O aumento real do salário mínimo é um exemplo frequentemente citado de medida do governo do PT para beneficiar os mais pobres.

A expansão desenfreada do BNDES é um exemplo frequentemente citado de medida do governo do PT para beneficiar os mais ricos.

Há vários exemplos como esses. Combinados, mostram que é incorreto caracterizar a política econômica dessa década como sendo pró-rico ou pró-pobre.

A política econômica dessa década foi, isso sim, mais intervencionista. Por vezes, isso afeta diretamente os mais ricos; por vezes, o efeito direto é sobre os mais pobres. Só que o efeito não para por aí.

Essas intervenções de política têm efeitos sobre a economia como um todo. Efeitos bons ou ruins? Muitos economistas, como eu, acham que na maior parte das vezes, são ruins. Outros acham que são bons (ou achavam na época). Outros defendem o caminho em linhas gerais, mas discordam das políticas aplicadas.

A discordância é, portanto, sobre o efeito na economia como um todo, não sobre favorecer pobres ou ricos.

A economia vai muito mal nessa década por conta das políticas econômicas aplicadas desde 2010. O governo culpa uma crise internacional, mas sabe que isso é mentira. Fazendo de conta que a Nova Matriz Econômica de 2012-2013 nunca existiu, o governo tenta mudar o rumo da política econômica.
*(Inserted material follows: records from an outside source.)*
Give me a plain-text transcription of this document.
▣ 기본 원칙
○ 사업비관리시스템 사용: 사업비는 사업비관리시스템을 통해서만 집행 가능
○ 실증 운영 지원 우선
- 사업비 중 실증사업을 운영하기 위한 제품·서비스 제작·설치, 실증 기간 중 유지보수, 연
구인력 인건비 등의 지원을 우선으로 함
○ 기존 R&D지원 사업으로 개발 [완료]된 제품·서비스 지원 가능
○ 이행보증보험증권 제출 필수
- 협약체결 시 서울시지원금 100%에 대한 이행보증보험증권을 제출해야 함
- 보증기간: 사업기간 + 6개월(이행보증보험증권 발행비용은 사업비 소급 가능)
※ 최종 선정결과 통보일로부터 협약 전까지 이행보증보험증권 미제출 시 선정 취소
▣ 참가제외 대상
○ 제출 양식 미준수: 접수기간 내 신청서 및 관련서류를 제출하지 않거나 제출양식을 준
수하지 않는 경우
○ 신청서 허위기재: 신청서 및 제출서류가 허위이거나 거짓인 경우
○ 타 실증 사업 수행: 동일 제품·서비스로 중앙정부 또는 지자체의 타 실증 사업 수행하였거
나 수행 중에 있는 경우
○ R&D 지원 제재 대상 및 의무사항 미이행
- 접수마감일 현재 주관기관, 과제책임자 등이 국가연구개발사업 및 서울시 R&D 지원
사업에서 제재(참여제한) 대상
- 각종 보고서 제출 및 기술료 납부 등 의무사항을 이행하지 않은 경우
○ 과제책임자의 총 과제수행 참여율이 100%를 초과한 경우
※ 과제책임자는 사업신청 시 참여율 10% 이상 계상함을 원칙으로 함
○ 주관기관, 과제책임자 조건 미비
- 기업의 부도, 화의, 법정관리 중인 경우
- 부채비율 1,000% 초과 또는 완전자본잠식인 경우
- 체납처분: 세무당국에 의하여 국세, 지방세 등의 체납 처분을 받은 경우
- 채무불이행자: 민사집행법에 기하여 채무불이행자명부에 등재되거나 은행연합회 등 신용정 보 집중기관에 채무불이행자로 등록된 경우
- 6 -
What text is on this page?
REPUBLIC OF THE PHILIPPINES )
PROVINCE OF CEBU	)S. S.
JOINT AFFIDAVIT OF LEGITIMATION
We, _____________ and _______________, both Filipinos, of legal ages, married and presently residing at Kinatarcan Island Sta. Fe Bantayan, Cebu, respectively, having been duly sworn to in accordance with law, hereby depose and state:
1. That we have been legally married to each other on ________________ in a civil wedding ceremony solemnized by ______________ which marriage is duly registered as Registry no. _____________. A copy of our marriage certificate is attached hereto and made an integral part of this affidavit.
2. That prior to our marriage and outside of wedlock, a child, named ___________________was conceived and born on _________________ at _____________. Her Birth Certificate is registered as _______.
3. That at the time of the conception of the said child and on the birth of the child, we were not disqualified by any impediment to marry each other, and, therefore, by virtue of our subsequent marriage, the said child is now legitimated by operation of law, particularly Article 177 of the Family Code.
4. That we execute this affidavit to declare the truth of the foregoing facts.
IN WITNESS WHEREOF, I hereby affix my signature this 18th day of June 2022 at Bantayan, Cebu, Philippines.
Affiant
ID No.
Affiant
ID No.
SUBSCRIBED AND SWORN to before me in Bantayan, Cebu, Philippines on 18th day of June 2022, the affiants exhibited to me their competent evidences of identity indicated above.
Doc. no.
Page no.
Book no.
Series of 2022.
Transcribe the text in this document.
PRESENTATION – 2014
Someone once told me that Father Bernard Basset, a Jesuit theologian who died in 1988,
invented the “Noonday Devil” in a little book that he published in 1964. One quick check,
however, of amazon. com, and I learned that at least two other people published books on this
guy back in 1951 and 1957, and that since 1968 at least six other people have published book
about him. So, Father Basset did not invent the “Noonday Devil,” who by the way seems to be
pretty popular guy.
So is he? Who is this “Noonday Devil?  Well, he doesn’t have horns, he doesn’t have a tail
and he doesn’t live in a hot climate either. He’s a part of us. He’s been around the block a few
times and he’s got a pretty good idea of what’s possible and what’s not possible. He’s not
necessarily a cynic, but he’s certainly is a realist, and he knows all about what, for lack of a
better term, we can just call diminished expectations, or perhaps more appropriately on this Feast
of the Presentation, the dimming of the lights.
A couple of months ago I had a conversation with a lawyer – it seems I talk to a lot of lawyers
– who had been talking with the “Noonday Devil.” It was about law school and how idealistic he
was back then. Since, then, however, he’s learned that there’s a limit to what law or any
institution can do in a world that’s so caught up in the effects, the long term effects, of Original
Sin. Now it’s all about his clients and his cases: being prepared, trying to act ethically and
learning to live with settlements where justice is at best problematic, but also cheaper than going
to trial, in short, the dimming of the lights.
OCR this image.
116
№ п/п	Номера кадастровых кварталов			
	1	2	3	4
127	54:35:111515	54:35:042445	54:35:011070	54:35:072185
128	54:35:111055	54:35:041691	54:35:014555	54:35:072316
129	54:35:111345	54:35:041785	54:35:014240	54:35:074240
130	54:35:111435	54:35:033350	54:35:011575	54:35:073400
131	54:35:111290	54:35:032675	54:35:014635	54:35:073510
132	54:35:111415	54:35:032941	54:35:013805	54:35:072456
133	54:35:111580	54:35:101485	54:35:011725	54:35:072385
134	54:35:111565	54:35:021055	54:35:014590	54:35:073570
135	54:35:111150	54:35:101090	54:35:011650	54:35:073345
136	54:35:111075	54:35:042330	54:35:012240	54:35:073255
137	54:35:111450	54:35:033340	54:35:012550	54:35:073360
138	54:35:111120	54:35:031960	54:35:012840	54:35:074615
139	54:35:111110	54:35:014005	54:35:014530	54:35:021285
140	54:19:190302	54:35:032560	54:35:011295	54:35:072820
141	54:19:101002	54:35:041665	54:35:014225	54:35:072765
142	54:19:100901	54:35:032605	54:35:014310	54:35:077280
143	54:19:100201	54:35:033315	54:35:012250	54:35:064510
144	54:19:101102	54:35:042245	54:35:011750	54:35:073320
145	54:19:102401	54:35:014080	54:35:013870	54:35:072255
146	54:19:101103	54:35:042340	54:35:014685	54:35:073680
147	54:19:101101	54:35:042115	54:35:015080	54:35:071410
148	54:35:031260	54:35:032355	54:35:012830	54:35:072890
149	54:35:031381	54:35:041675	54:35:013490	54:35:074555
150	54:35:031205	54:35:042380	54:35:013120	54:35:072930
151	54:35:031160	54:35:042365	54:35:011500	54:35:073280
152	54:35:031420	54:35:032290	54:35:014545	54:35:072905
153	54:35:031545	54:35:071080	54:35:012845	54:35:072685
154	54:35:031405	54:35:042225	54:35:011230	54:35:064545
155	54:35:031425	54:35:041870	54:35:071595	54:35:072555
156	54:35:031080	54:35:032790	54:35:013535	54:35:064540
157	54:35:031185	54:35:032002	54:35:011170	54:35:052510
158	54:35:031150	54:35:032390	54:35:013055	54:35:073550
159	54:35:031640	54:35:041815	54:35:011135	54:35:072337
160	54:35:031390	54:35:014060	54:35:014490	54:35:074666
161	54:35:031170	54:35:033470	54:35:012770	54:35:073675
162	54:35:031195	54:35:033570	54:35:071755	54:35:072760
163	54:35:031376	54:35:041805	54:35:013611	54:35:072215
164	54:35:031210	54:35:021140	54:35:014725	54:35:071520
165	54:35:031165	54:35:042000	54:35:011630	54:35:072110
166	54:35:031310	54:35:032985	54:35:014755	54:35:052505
Economistas discordam sobre quanto de fato se pretende mudar. Não dá para saber mesmo, porque o governo não está conseguindo mais governar. E assim, a economia como um todo sofre.

A questão central da discussão sobre política econômica até pouco tempo atrás era o efeito da política fiscal sobre a economia como um todo.

Quem era contra o ajuste fiscal argumentava que o ajuste causaria recessão e nos afundaria em uma crise. Seria, portanto, ruim para todos.

Quem era a favor, dizia que o ajuste fiscal era necessário para equilibrar as contas e gerar confiança, o que traria de volta os investimentos. Seria, portanto, bom para todos.

Por fim, a discussão sobre o Bolsa Família é falsa. Lula tem o mérito de ter implementado um programa de transferência de renda muito bom e muito bem sucedido. Mas o mérito deve ser repartido com os economistas “ortodoxos” do seu governo que elaboraram o programa, não com os ministros do PT que, na época, eram contra (a história do Bolsa Família não cabe neste post, eu conto no meu livro).

Hoje, ninguém quer acabar com o Bolsa Família e muitos dos seus principais criadores se opõem fortemente ao governo Dilma.

Vamos resolver essa discussão

Há uma conspiração contra o PT, pois o governo beneficia pobres em detrimento dos ricos? Ou o governo está sendo ruim para todos?

Hoje, leigos de todo o Brasil discutem aspectos jurídicos da operação Lava Jato. Contudo, por trás da questão jurídica, paira um embate entre versões das narrativas apresentadas aqui.

Sem resolver esse embate, as discussões sobre esses e outros aspectos conjunturais não são úteis e nem agradáveis.